HORMÔNIOS E SEUS EFEITOS - Sensíveis modificações ocorrem no organismo e no comportamento psicológico da mulher, em função da atividade hormonal. Quando, por influência do hipotálamo, a hipófise libera o hormônio folículo-estimulante (FSH), esse hormônio vai estimular a maturação do folículo primário ovariano, isto é, um dos milhares de folículos de que a mulher é dotada, desde o nascimento. O folículo amadurece (quando então passa a chamar-se folículo de Graaf). Dentro dele está imerso o óvulo. O folículo de Graaf acaba por romper-se e liberar o óvulo, quando começa a formação do corpo lúteo a partir do que resta do folículo. Três ou quatro dias depois se completa o corpo lúteo, que adquire então seu aspecto característico e acelera sua atividade secretora, com produção maciça de progesterona, além de continuar a secretar o estrógeno. No oitavo dia, a secreção atinge seu nível máximo. Mas, se não ocorre a gravidez, inicia-se logo depois a regressão do folículo, que começa a encolher-se a partir do oitavo ou décimo dia.

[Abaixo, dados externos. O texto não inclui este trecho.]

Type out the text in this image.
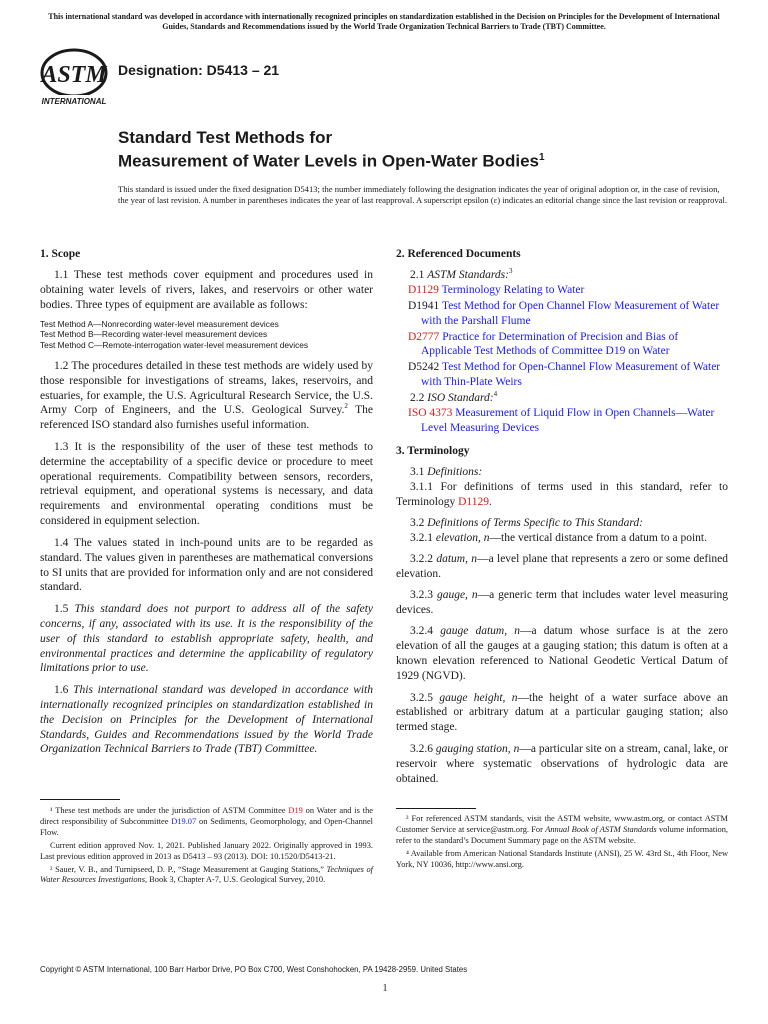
This international standard was developed in accordance with internationally recognized principles on standardization established in the Decision on Principles for the Development of International Guides, Standards and Recommendations issued by the World Trade Organization Technical Barriers to Trade (TBT) Committee.
ASTM
INTERNATIONAL
Designation: D5413 – 21
Standard Test Methods for
Measurement of Water Levels in Open-Water Bodies$^1$
This standard is issued under the fixed designation D5413; the number immediately following the designation indicates the year of original adoption or, in the case of revision, the year of last revision. A number in parentheses indicates the year of last reapproval. A superscript epsilon (ε) indicates an editorial change since the last revision or reapproval.
1. Scope

1.1 These test methods cover equipment and procedures used in obtaining water levels of rivers, lakes, and reservoirs or other water bodies. Three types of equipment are available as follows:

Test Method A—Nonrecording water-level measurement devices
Test Method B—Recording water-level measurement devices
Test Method C—Remote-interrogation water-level measurement devices

1.2 The procedures detailed in these test methods are widely used by those responsible for investigations of streams, lakes, reservoirs, and estuaries, for example, the U.S. Agricultural Research Service, the U.S. Army Corp of Engineers, and the U.S. Geological Survey.$^2$ The referenced ISO standard also furnishes useful information.

1.3 It is the responsibility of the user of these test methods to determine the acceptability of a specific device or procedure to meet operational requirements. Compatibility between sensors, recorders, retrieval equipment, and operational systems is necessary, and data requirements and environmental operating conditions must be considered in equipment selection.

1.4 The values stated in inch-pound units are to be regarded as standard. The values given in parentheses are mathematical conversions to SI units that are provided for information only and are not considered standard.

1.5 This standard does not purport to address all of the safety concerns, if any, associated with its use. It is the responsibility of the user of this standard to establish appropriate safety, health, and environmental practices and determine the applicability of regulatory limitations prior to use.

1.6 This international standard was developed in accordance with internationally recognized principles on standardization established in the Decision on Principles for the Development of International Standards, Guides and Recommendations issued by the World Trade Organization Technical Barriers to Trade (TBT) Committee.

¹ These test methods are under the jurisdiction of ASTM Committee D19 on Water and is the direct responsibility of Subcommittee D19.07 on Sediments, Geomorphology, and Open-Channel Flow.

Current edition approved Nov. 1, 2021. Published January 2022. Originally approved in 1993. Last previous edition approved in 2013 as D5413 – 93 (2013). DOI: 10.1520/D5413-21.

² Sauer, V. B., and Turnipseed, D. P., “Stage Measurement at Gauging Stations,” Techniques of Water Resources Investigations, Book 3, Chapter A-7, U.S. Geological Survey, 2010.

2. Referenced Documents

2.1 ASTM Standards:$^3$

D1129 Terminology Relating to Water
D1941 Test Method for Open Channel Flow Measurement of Water with the Parshall Flume
D2777 Practice for Determination of Precision and Bias of Applicable Test Methods of Committee D19 on Water
D5242 Test Method for Open-Channel Flow Measurement of Water with Thin-Plate Weirs

2.2 ISO Standard:$^4$

ISO 4373 Measurement of Liquid Flow in Open Channels—Water Level Measuring Devices
3. Terminology

3.1 Definitions:

3.1.1 For definitions of terms used in this standard, refer to Terminology D1129.

3.2 Definitions of Terms Specific to This Standard:

3.2.1 elevation, n—the vertical distance from a datum to a point.

3.2.2 datum, n—a level plane that represents a zero or some defined elevation.

3.2.3 gauge, n—a generic term that includes water level measuring devices.

3.2.4 gauge datum, n—a datum whose surface is at the zero elevation of all the gauges at a gauging station; this datum is often at a known elevation referenced to National Geodetic Vertical Datum of 1929 (NGVD).

3.2.5 gauge height, n—the height of a water surface above an established or arbitrary datum at a particular gauging station; also termed stage.

3.2.6 gauging station, n—a particular site on a stream, canal, lake, or reservoir where systematic observations of hydrologic data are obtained.

³ For referenced ASTM standards, visit the ASTM website, www.astm.org, or contact ASTM Customer Service at service@astm.org. For Annual Book of ASTM Standards volume information, refer to the standard’s Document Summary page on the ASTM website.

⁴ Available from American National Standards Institute (ANSI), 25 W. 43rd St., 4th Floor, New York, NY 10036, http://www.ansi.org.

Copyright © ASTM International, 100 Barr Harbor Drive, PO Box C700, West Conshohocken, PA 19428-2959. United States
1
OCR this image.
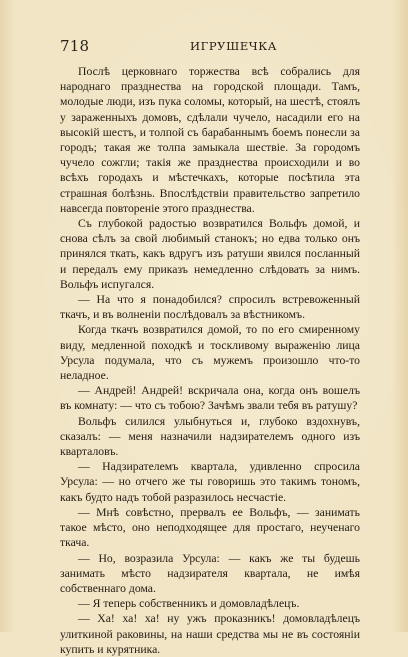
718	ИГРУШЕЧКА

Послѣ церковнаго торжества всѣ собрались для народнаго празднества на городской площади. Тамъ, молодые люди, изъ пука соломы, который, на шестѣ, стоялъ у зараженныхъ домовъ, сдѣлали чучело, насадили его на высокій шестъ, и толпой съ барабаннымъ боемъ понесли за городъ; такая же толпа замыкала шествіе. За городомъ чучело сожгли; такія же празднества происходили и во всѣхъ городахъ и мѣстечкахъ, которые посѣтила эта страшная болѣзнь. Впослѣдствіи правительство запретило навсегда повтореніе этого празднества.

Съ глубокой радостью возвратился Вольфъ домой, и снова сѣлъ за свой любимый станокъ; но едва только онъ принялся ткать, какъ вдругъ изъ ратуши явился посланный и передалъ ему приказъ немедленно слѣдовать за нимъ. Вольфъ испугался.

— На что я понадобился? спросилъ встревоженный ткачъ, и въ волненіи послѣдовалъ за вѣстникомъ.

Когда ткачъ возвратился домой, то по его смиренному виду, медленной походкѣ и тоскливому выраженію лица Урсула подумала, что съ мужемъ произошло что-то неладное.

— Андрей! Андрей! вскричала она, когда онъ вошелъ въ комнату: — что съ тобою? Зачѣмъ звали тебя въ ратушу?

Вольфъ силился улыбнуться и, глубоко вздохнувъ, сказалъ: — меня назначили надзирателемъ одного изъ кварталовъ.

— Надзирателемъ квартала, удивленно спросила Урсула: — но отчего же ты говоришь это такимъ тономъ, какъ будто надъ тобой разразилось несчастіе.

— Мнѣ совѣстно, прервалъ ее Вольфъ, — занимать такое мѣсто, оно неподходящее для простаго, неученаго ткача.

— Но, возразила Урсула: — какъ же ты будешь занимать мѣсто надзирателя квартала, не имѣя собственнаго дома.

— Я теперь собственникъ и домовладѣлецъ.

— Ха! ха! ха! ну ужъ проказникъ! домовладѣлецъ улиткиной раковины, на наши средства мы не въ состояніи купить и курятника.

O endométrio, forro que reveste o útero, divide-se em duas camadas distintas: a basal (de base) é uma estrutura permanente, sobre ela assenta-se uma camada funcional, que sofre alterações cíclicas e que se descama inteiramente durante a menstruação. No primeiro dia do ciclo feminino, que é o primeiro dia da hemorragia mensal, a camada funcional se apresenta fragmentada, num processo gradual que acabará por deixar a camada basal inteiramente nua, após os três dias que geralmente dura a menstruação. Nas trompas, o estrógeno promove a proliferação de células de revestimento interno (tecido epitelial). Começam a verificar-se também lentas ondulações rítmicas das trompas. Esses movimentos, na fase de ovulação, irão cooperar na passagem do óvulo, em sua viagem rumo ao útero. A camada funcional do endométrio começa a formar-se novamente, a partir do fim da menstruação. Do sétimo dia em diante, volta a ganhar espessura, gradualmente, encharcada de sangue trazido por numerosos vasos sanguíneos microscópicos. Quando se descamar, na próxima menstruação, a camada funcional do endométrio levará consigo o sangue dos vasos que a irrigam.
Quatorze dias antes do início da menstruação (ciclo menstrual padrão de 28 dias), chega o momento da ovulação, quando cessa a ação independente do estrógeno e entra em cena outro hormônio proveniente dos ovários: a progesterona. A progesterona geralmente não tem efeitos proliferativos, mas apenas secretores. Isso significa que a camada funcional já não cresce (porque suas células não se multiplicam mas apenas secretam muco, de função ligada a possível gravidez).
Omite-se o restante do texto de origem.